As eleições legislativas em França e na Grécia foram claras e inequívocas quanto à cabal rejeição popular das políticas de austeridade que se tinham transformado no "pensamento único" da União Europeia, obediente à cartilha imposta pelo "eixo franco-alemão" na original interpretação da dupla, Merkel & Sarkozy.
Corpo do artigo
A maioria dos franceses e dos gregos, na primeira oportunidade para se pronunciarem em eleições democráticas, lavrou a sua sentença: queremos a Europa e a união monetária mas o caminho para sair da crise reclama a solidariedade dos povos europeus na defesa das suas instituições políticas e dos valores comuns inspiradores da construção da União, se não quisermos que a Europa desapareça a breve prazo, arrastada no sorvedouro da economia global e dos egoísmos nacionais, subjugada pelos interesses obscuros dos "mercados" e pela despudorada ganância da finança internacional. Encurralados entre os novos desafios da economia globalizada e a supressão dos mecanismos nacionais de ajustamento monetário em consequência da adoção do Euro, seria sobre os povos do Sul que iriam recair os custos dos desequilíbrios internos de uma "federação" inacabada e claudicante. Desta perversa conjuntura emergiu a afirmação da liderança alemã, acolitada pelo Presidente francês agora derrotado, e a hegemonia de uma orientação política reacionária indiferente ao significado civilizacional das conquistas sociais que legitimaram a própria construção europeia. Para alguns, isto foi encarado como a grande oportunidade para experimentar os dogmas requentados de velhas doutrinas económicas e, a pretexto de combater os seus vícios, encetar uma cruzada contra o Estado e as suas aquisições cívicas e democráticas.

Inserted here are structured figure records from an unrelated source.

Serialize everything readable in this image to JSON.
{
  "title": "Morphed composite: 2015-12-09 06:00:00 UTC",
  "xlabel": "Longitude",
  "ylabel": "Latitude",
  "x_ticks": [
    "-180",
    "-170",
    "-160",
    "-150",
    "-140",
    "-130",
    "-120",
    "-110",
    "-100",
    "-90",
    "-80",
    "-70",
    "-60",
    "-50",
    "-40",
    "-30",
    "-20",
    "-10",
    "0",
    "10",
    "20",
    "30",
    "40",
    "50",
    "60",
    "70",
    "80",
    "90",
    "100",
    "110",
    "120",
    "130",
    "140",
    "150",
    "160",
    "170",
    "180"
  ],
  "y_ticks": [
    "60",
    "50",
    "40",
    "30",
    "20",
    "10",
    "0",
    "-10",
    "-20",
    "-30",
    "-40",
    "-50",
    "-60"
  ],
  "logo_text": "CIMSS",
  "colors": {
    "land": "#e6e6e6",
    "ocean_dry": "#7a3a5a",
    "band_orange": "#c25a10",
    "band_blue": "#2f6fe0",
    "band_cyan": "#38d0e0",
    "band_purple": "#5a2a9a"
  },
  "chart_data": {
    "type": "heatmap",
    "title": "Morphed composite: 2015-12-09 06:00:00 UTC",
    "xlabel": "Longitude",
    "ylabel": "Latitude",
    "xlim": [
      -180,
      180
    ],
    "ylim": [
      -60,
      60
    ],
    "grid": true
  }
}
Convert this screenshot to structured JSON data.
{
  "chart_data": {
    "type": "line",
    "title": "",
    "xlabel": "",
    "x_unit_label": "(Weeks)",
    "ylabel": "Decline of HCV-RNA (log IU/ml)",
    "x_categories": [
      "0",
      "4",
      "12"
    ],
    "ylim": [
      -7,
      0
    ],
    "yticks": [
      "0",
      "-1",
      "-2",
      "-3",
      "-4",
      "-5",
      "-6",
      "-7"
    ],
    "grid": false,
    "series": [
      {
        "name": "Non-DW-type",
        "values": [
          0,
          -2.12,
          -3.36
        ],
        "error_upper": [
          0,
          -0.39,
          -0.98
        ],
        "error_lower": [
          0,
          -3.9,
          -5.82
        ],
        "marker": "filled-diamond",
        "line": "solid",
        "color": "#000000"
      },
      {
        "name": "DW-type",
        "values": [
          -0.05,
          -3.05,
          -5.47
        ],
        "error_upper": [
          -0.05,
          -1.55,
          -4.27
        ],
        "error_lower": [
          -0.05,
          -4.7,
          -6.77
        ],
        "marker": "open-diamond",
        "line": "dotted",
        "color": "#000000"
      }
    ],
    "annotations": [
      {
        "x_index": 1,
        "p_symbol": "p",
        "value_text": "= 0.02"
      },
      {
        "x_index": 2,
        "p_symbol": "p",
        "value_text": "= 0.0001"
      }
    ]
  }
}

O significado e o alcance das eleições presidenciais francesas e das eleições legislativas gregas são naturalmente muito diversos e as suas interpretações, inevitavelmente precárias. O que é certo, em primeiro lugar, é que a aparente unanimidade que suportava as políticas de austeridade, que lhes emprestava uma reputação de invulnerabilidade que as imunizava contra a crítica e o debate público, negando a possibilidade de alternativas, foi pacificamente desmentida pela vontade democraticamente expressa dos cidadãos de dois estados membros da União. E, em segundo lugar, rasgaram-se novos horizontes aos povos europeus que lhes prometem uma participação mais ampla na construção do futuro da União e na procura do seu próprio destino. Desta nova esperança se fez eco Mário Soares, com a generosidade e o entusiasmo de sempre, em desassombradas declarações públicas que logo provocaram ressentimentos agrestes e desencontrados sobressaltos. Por um lado, denunciando as apreensões daqueles que temem o fim da aceitação resignada da sua obstinação. Por outro, motivando o empenhamento dos que acreditam que a democracia vai prosseguir o seu caminho, numa era marcada pela irresistível aproximação entre os povos e a gradual diluição das fronteiras. O caminho é sinuoso mas o tempo do combate cívico, do confronto pacífico de ideias, da ousadia dos projetos e da discussão de alternativas, esse, está de volta.
E é agora chegado o momento de prestar a devida homenagem a Miguel Portas que tão precocemente abandonou o nosso convívio. Encontrara-o recentemente, na inauguração de uma exposição sobre os trabalhos de seu pai, o Arq. Nuno Portas, em Guimarães - Capital Europeia da Cultura - tão cordial e entusiasmado que parecia ter debelado definitivamente a sua terrível doença. Efémera ilusão. Combinamos conversas urgentes e despedimo-nos até breve... Que falta faz a sua voz e a sua rebeldia, sobretudo, agora que uma renovada esperança nos comove!